Thank you for contacting us about the BBC News website article 'Prince William: 'I'd support my child if they were gay'' (https://www.bbc.co.uk/news/uk-48774280).
'I understand you feel Ben Hunte's analysis of the story inaccurately conflated sexuality with gender identity.
This article reported on remarks made by Prince William during his visit to the Albert Kennedy Trust (AKT), a youth charity in London supporting LGBT people who are at risk of homelessness. The video at the top of the article showed the duke responding to the question "What do you think about that, in terms of if one of your kids would be LGBT?". In his analysis, Ben Hunte referred to the duke's response as "an endorsement to lesbian, gay, bisexual and transgender rights" as this was relevant to the question asked.

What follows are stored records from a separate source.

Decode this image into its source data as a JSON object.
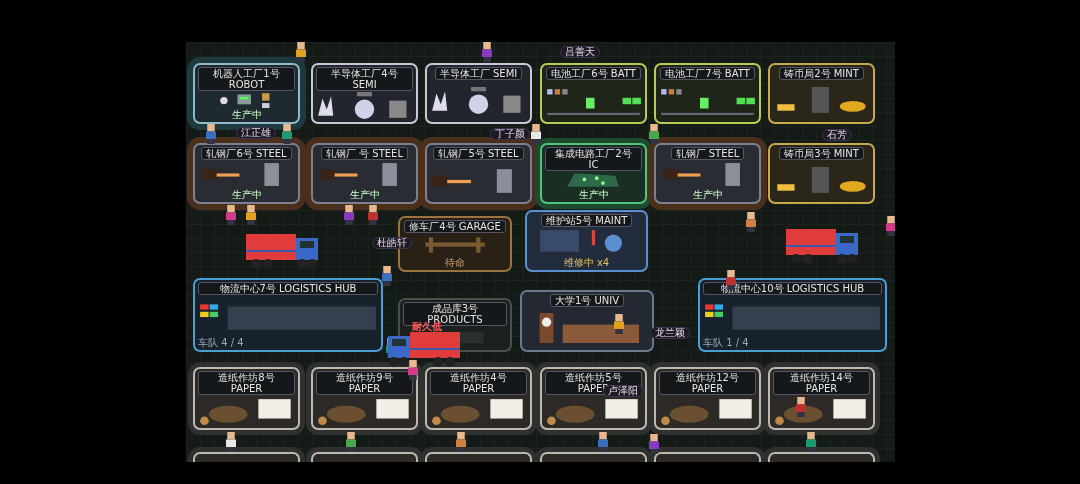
{
  "map": {
    "buildings": [
      {
        "title": "机器人工厂1号 ROBOT",
        "kind": "robot",
        "status": "生产中"
      },
      {
        "title": "半导体工厂4号 SEMI",
        "kind": "semi"
      },
      {
        "title": "半导体工厂 SEMI",
        "kind": "semi"
      },
      {
        "title": "电池工厂6号 BATT",
        "kind": "batt"
      },
      {
        "title": "电池工厂7号 BATT",
        "kind": "batt"
      },
      {
        "title": "铸币局2号 MINT",
        "kind": "mint"
      },
      {
        "title": "轧钢厂6号 STEEL",
        "kind": "steel",
        "status": "生产中"
      },
      {
        "title": "轧钢厂 号 STEEL",
        "kind": "steel",
        "status": "生产中"
      },
      {
        "title": "轧钢厂5号 STEEL",
        "kind": "steel"
      },
      {
        "title": "集成电路工厂2号 IC",
        "kind": "ic",
        "status": "生产中"
      },
      {
        "title": "轧钢厂 STEEL",
        "kind": "steel",
        "status": "生产中"
      },
      {
        "title": "铸币局3号 MINT",
        "kind": "mint"
      },
      {
        "title": "修车厂4号 GARAGE",
        "kind": "garage",
        "status": "待命"
      },
      {
        "title": "维护站5号 MAINT",
        "kind": "maint",
        "status": "维修中 x4"
      },
      {
        "title": "物流中心7号 LOGISTICS HUB",
        "kind": "logistics",
        "status": "车队 4 / 4"
      },
      {
        "title": "成品库3号 PRODUCTS",
        "kind": "products"
      },
      {
        "title": "大学1号 UNIV",
        "kind": "univ"
      },
      {
        "title": "物流中心10号 LOGISTICS HUB",
        "kind": "logistics",
        "status": "车队 1 / 4"
      },
      {
        "title": "造纸作坊8号 PAPER",
        "kind": "paper"
      },
      {
        "title": "造纸作坊9号 PAPER",
        "kind": "paper"
      },
      {
        "title": "造纸作坊4号 PAPER",
        "kind": "paper"
      },
      {
        "title": "造纸作坊5号 PAPER",
        "kind": "paper"
      },
      {
        "title": "造纸作坊12号 PAPER",
        "kind": "paper"
      },
      {
        "title": "造纸作坊14号 PAPER",
        "kind": "paper"
      }
    ],
    "name_tags": [
      "江正雄",
      "丁子颜",
      "吕善天",
      "石芳",
      "杜皓轩",
      "卢泽阳",
      "龙兰颖"
    ],
    "truck_warning": "耐久低"
  }
}
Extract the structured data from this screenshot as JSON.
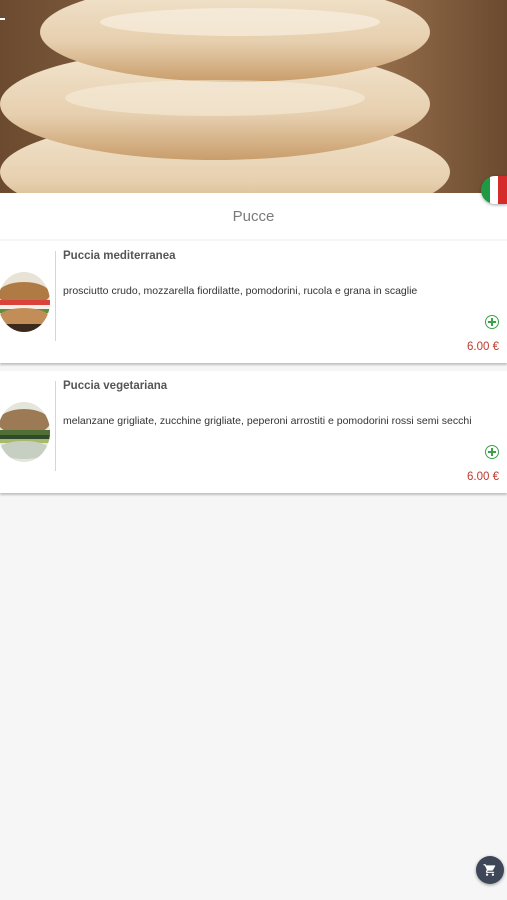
{
  "hero": {
    "image": "stacked-puccia-bread-photo"
  },
  "language": {
    "flag": "italy-flag",
    "colors": [
      "#1e9a45",
      "#ffffff",
      "#d62b2b"
    ]
  },
  "category": {
    "title": "Pucce"
  },
  "products": [
    {
      "name": "Puccia mediterranea",
      "description": "prosciutto crudo, mozzarella fiordilatte, pomodorini, rucola e grana in scaglie",
      "price": "6.00 €",
      "thumb": "puccia-mediterranea-photo"
    },
    {
      "name": "Puccia vegetariana",
      "description": "melanzane grigliate, zucchine grigliate, peperoni arrostiti e pomodorini rossi semi secchi",
      "price": "6.00 €",
      "thumb": "puccia-vegetariana-photo"
    }
  ],
  "colors": {
    "price": "#c0392b",
    "add": "#3aa34a",
    "fab": "#3d4757"
  },
  "cart": {
    "icon": "cart-icon"
  }
}
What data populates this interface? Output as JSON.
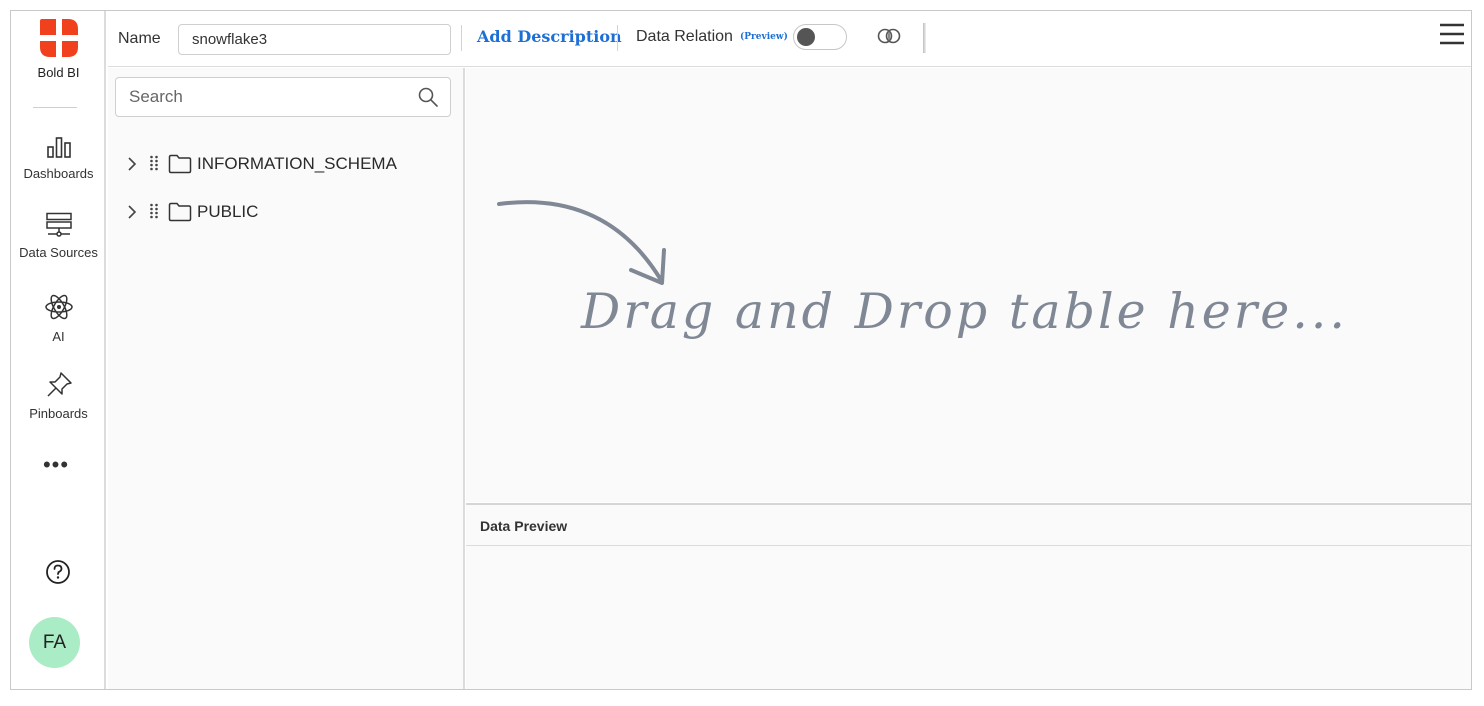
{
  "brand": {
    "name": "Bold BI",
    "accent_color": "#f0401e"
  },
  "nav": {
    "items": [
      {
        "label": "Dashboards",
        "icon": "bar-chart-icon"
      },
      {
        "label": "Data Sources",
        "icon": "server-icon"
      },
      {
        "label": "AI",
        "icon": "atom-icon"
      },
      {
        "label": "Pinboards",
        "icon": "pin-icon"
      }
    ],
    "more_label": "•••",
    "help_icon": "help-circle-icon",
    "avatar_initials": "FA",
    "avatar_color": "#a9ecc5"
  },
  "toolbar": {
    "name_label": "Name",
    "name_value": "snowflake3",
    "add_description": "Add Description",
    "data_relation_label": "Data Relation",
    "data_relation_badge": "(Preview)",
    "data_relation_enabled": false,
    "join_icon": "join-circles-icon",
    "menu_icon": "hamburger-menu-icon",
    "link_color": "#1d6fd6"
  },
  "schema": {
    "search_placeholder": "Search",
    "items": [
      {
        "label": "INFORMATION_SCHEMA",
        "icon": "folder-icon"
      },
      {
        "label": "PUBLIC",
        "icon": "folder-icon"
      }
    ]
  },
  "canvas": {
    "hint": "Drag and Drop table here..."
  },
  "preview": {
    "title": "Data Preview"
  }
}
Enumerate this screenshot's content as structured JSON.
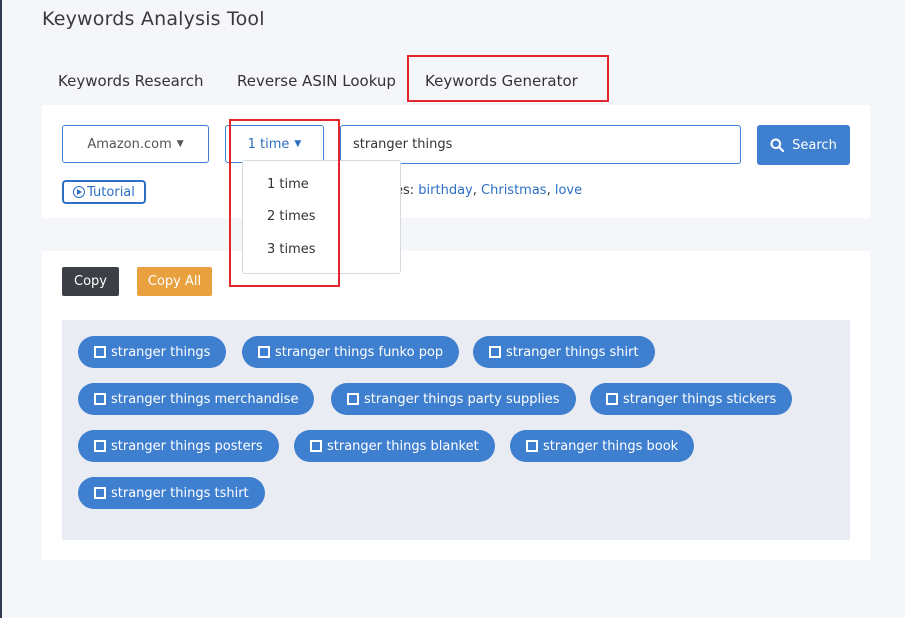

I can assure you it is never our intention to use language which will offend any of our readers, and I can only express regret that you feel Ben's analysis was homophobic and incorrect.
We're guided by audience reaction, so please rest assured your concerns have been raised with the BBC News website team and senior management on our audience feedback report. These reports are among the most widely read sources of feedback within the BBC and help inform our ongoing work.'
Ben Hunte writes and acts like an activist not a journalist. The more junior BBC reporters writing on this subject are not very well trained in proper reporting and writing some cringeworthy pieces particularly for the website.
I’m pretty sure the grownups are aware but they’re not managing it very competently at the moment.
People are being let down if they are told to log things with the police that don't constitute a crime.
Being called names is unpleasant. I totally understand that the person on the receiving end being upset. And the person calling someone names is being rude.
But it is not a crime. Yet. Even in West Yorkshire.
...If being rude were a crime in Yorkshire, tha'd have us all locked up, by eck.
But it is not a crime. Yet. Even in West Yorkshire.
Some people are pretty keen for the message to get out that it is a crime:
A hate crime is a crime that is a crime with or without the hate element which constitutes an aggravating factor. Calling someone a name is not a hate crime, but is logged by the white rose boys & girls in blue as a 'hate incident' if someone reports it as such, regardless of any evidence or investigation.
Does Ben Hunte understand the difference?